Molecular basis for the assembly of RuBisCO assisted by the chaperone Raf1

The folding and assembly of RuBisCO, the most abundant enzyme in nature, needs a series of chaperones, including the RuBisCO accumulation factor Raf1, which is highly conserved in cyanobacteria and plants. Here, we report the crystal structures of Raf1 from cyanobacteria Anabaena sp. PCC 7120 and its complex with RuBisCO large subunit RbcL. Structural analyses and biochemical assays reveal that each Raf1 dimer captures an RbcL dimer, with the C-terminal tail inserting into the catalytic pocket, and further mediates the assembly of RbcL dimers to form the octameric core of RuBisCO. Furthermore, the cryo-electron microscopy structures of the RbcL–Raf1–RbcS assembly intermediates enable us to see a dynamic assembly process from RbcL 8 Raf1 8 to the holoenzyme RbcL 8 RbcS 8 . In vitro assays also indicate that Raf1 can attenuate and reverse CcmM-mediated cyanobacterial RuBisCO condensation.

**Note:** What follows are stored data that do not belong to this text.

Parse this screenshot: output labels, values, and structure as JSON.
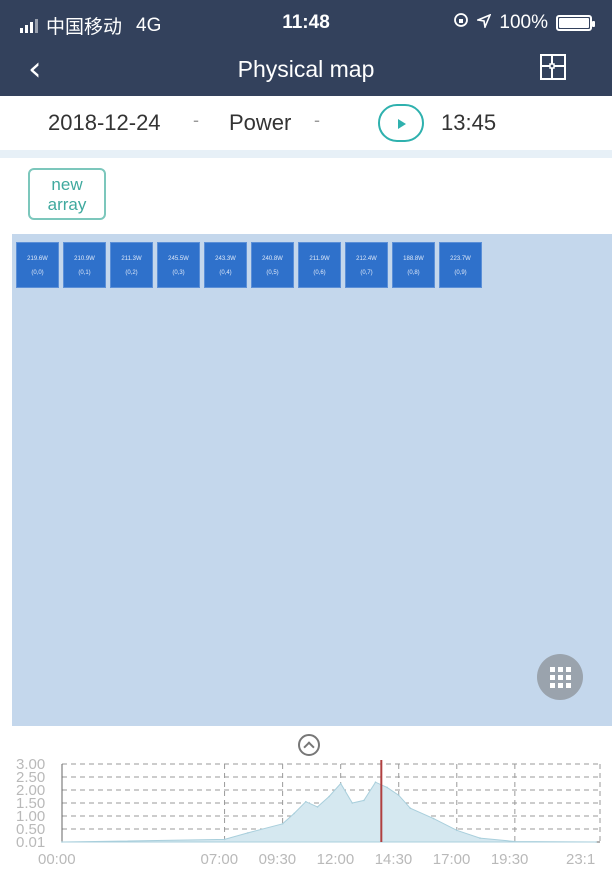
{
  "status": {
    "carrier": "中国移动",
    "network": "4G",
    "time": "11:48",
    "battery_percent": "100%",
    "battery_level": 1.0,
    "icons": [
      "signal-icon",
      "lock-rotation-icon",
      "location-icon",
      "battery-icon"
    ]
  },
  "nav": {
    "back_icon": "chevron-left-icon",
    "title": "Physical map",
    "map_icon": "floor-plan-icon"
  },
  "filter": {
    "date": "2018-12-24",
    "metric": "Power",
    "dropdown_glyph": "-",
    "play_icon": "play-icon",
    "time": "13:45"
  },
  "new_array": {
    "line1": "new",
    "line2": "array"
  },
  "panels": [
    {
      "value": "219.6W",
      "id": "(0,0)"
    },
    {
      "value": "210.9W",
      "id": "(0,1)"
    },
    {
      "value": "211.3W",
      "id": "(0,2)"
    },
    {
      "value": "245.5W",
      "id": "(0,3)"
    },
    {
      "value": "243.3W",
      "id": "(0,4)"
    },
    {
      "value": "240.8W",
      "id": "(0,5)"
    },
    {
      "value": "211.9W",
      "id": "(0,6)"
    },
    {
      "value": "212.4W",
      "id": "(0,7)"
    },
    {
      "value": "188.8W",
      "id": "(0,8)"
    },
    {
      "value": "223.7W",
      "id": "(0,9)"
    }
  ],
  "colors": {
    "nav_bg": "#33415c",
    "accent": "#2fb1ae",
    "panel": "#2f71cb",
    "map_bg": "#c4d7ec",
    "chart_fill": "#d5e8f0",
    "cursor": "#b04040"
  },
  "chart_data": {
    "type": "area",
    "ylim": [
      0,
      3.0
    ],
    "y_ticks": [
      "3.00",
      "2.50",
      "2.00",
      "1.50",
      "1.00",
      "0.50",
      "0.01"
    ],
    "x_ticks": [
      "00:00",
      "07:00",
      "09:30",
      "12:00",
      "14:30",
      "17:00",
      "19:30",
      "23:1"
    ],
    "grid": true,
    "cursor_time": "13:45",
    "series": [
      {
        "x": [
          "00:00",
          "07:00",
          "08:00",
          "09:30",
          "10:00",
          "10:30",
          "11:00",
          "11:30",
          "12:00",
          "12:30",
          "13:00",
          "13:30",
          "14:00",
          "14:30",
          "15:00",
          "16:00",
          "17:00",
          "18:00",
          "19:30",
          "23:00"
        ],
        "values": [
          0.0,
          0.1,
          0.35,
          0.7,
          1.1,
          1.55,
          1.35,
          1.75,
          2.25,
          1.5,
          1.6,
          2.3,
          2.1,
          1.8,
          1.3,
          0.9,
          0.45,
          0.15,
          0.02,
          0.0
        ]
      }
    ]
  }
}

Combined with previous findings, we propose a putative model for the assembly of cyanobacterial RuBisCO coordinated by the chaperone Raf1. RuBisCO is believed to be the most abundant enzyme on earth, and catalyses a critical step in carbon fixation. Assisted by different assembly factors, including Raf1, RuBisCO assembles into the holoenzyme comprising eight large subunits (RbcL) and eight small subunits (RbcS). Here, the researchers resolve high-resolution protein structures of the cyanobacterial RuBisCO octameric complex that reflect different steps of its assembly.